Microfractures are sufficiently abundant in the formations studied at the Bureau that the size distributions can be quantified. In special cases, when fracture size (mechanical apertures and/or lengths) of both micro-and macrofractures can be measured in the same rocks, it has been found that the spatial frequency of fractures, as a function of fracture size, follows power-law distributions over at least 4 to 5 orders of magnitude. This confirms that microfractures can be used to quantitatively predict the spatial frequency of associated macrofractures.

On the basis of these techniques and observations, the BEG is developing an approach to fracture modeling that is both cost effective and grounded on local fracture observation. Microfracture observations collected on a bed-by-bed basis are used to make statistical predictions of key macrofracture attributes. From these predictions, multiple discrete fracture models are generated for each bed, representing volumes comparable to those of cells in dual-porosity simulations. These results can then be used to construct a dual-porosity simulation for large regions in the subsurface.

Borehole Imaging Logs in Carbonate Reservoirs
Resolution of complex facies and fabric variations in carbonate reservoirs is fundamental to accurate definition of petrophysical properties and construction of efficient reservoir models. Normally, adequate characterization of carbonate reservoir rock requires large numbers of cores. However, some modern wireline logs, when properly calibrated with cores, can provide robust resolution of carbonate reservoir attributes that can rival that obtained from cores.

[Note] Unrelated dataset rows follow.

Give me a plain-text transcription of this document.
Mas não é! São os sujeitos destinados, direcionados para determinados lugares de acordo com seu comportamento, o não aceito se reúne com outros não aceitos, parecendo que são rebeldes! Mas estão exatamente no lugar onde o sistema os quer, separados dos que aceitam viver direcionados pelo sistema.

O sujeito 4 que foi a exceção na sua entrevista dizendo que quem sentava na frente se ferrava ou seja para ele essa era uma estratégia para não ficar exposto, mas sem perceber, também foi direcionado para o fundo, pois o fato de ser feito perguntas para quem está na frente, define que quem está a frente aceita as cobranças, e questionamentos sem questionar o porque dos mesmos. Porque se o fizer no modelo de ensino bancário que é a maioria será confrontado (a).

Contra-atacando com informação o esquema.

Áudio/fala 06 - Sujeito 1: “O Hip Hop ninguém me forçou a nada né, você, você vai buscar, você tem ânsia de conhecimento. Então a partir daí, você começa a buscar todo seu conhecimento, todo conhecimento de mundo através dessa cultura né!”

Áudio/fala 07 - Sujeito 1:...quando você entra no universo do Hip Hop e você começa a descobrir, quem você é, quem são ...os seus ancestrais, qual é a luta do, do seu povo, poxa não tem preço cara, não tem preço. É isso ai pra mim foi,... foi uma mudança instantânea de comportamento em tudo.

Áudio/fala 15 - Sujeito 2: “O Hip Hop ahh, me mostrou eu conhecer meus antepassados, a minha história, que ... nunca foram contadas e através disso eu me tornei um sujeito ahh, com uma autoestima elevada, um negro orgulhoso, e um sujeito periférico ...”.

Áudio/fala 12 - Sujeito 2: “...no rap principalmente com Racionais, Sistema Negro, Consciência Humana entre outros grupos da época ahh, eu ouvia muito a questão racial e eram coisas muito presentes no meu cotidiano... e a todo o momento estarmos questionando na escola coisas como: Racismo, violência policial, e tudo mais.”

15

Although generally considered to be a tool for fracture identification, calibrated borehole imaging logs can resolve facies successions and cycle boundaries with nearly the same accuracy as cores. In typical Leonardian and Guadalupian platform carbonate successions, tidalflat rocks are readily characterized by a thinly layered pattern, deeper subtidal fusulinid-bearing rocks by a vermiform character, and shallow subtidal rocks by a granular pattern on image logs. Grikes, solution pits, and collapse breccias, commonly associated with karst horizons in Wolfcampian and Pennsylvanian rocks, are also readi ly definable. The detailed resolution of facies, sedimentary structures, cyclicity, and in some cases, pore types provided by properly calibrated borehole image logs compares with that afforded by cores. These logs thus offer a viable, commonly lower cost, alternative for gathering critical rock data for carbonate reservoir characterization.

University and State Lands Field Studies Available
The BEG is conducting characterization and exploitation studies of University and State Lands reservoirs and is seeking active operators of these leases who are interested in working with the Bureau to develop and apply new techniques to increase oil and gas recovery. The goals of the program are to identify remaining hydrocarbon resources, design more efficient techniques for their recovery, and bring about incremental production using state-of-the-art technologies.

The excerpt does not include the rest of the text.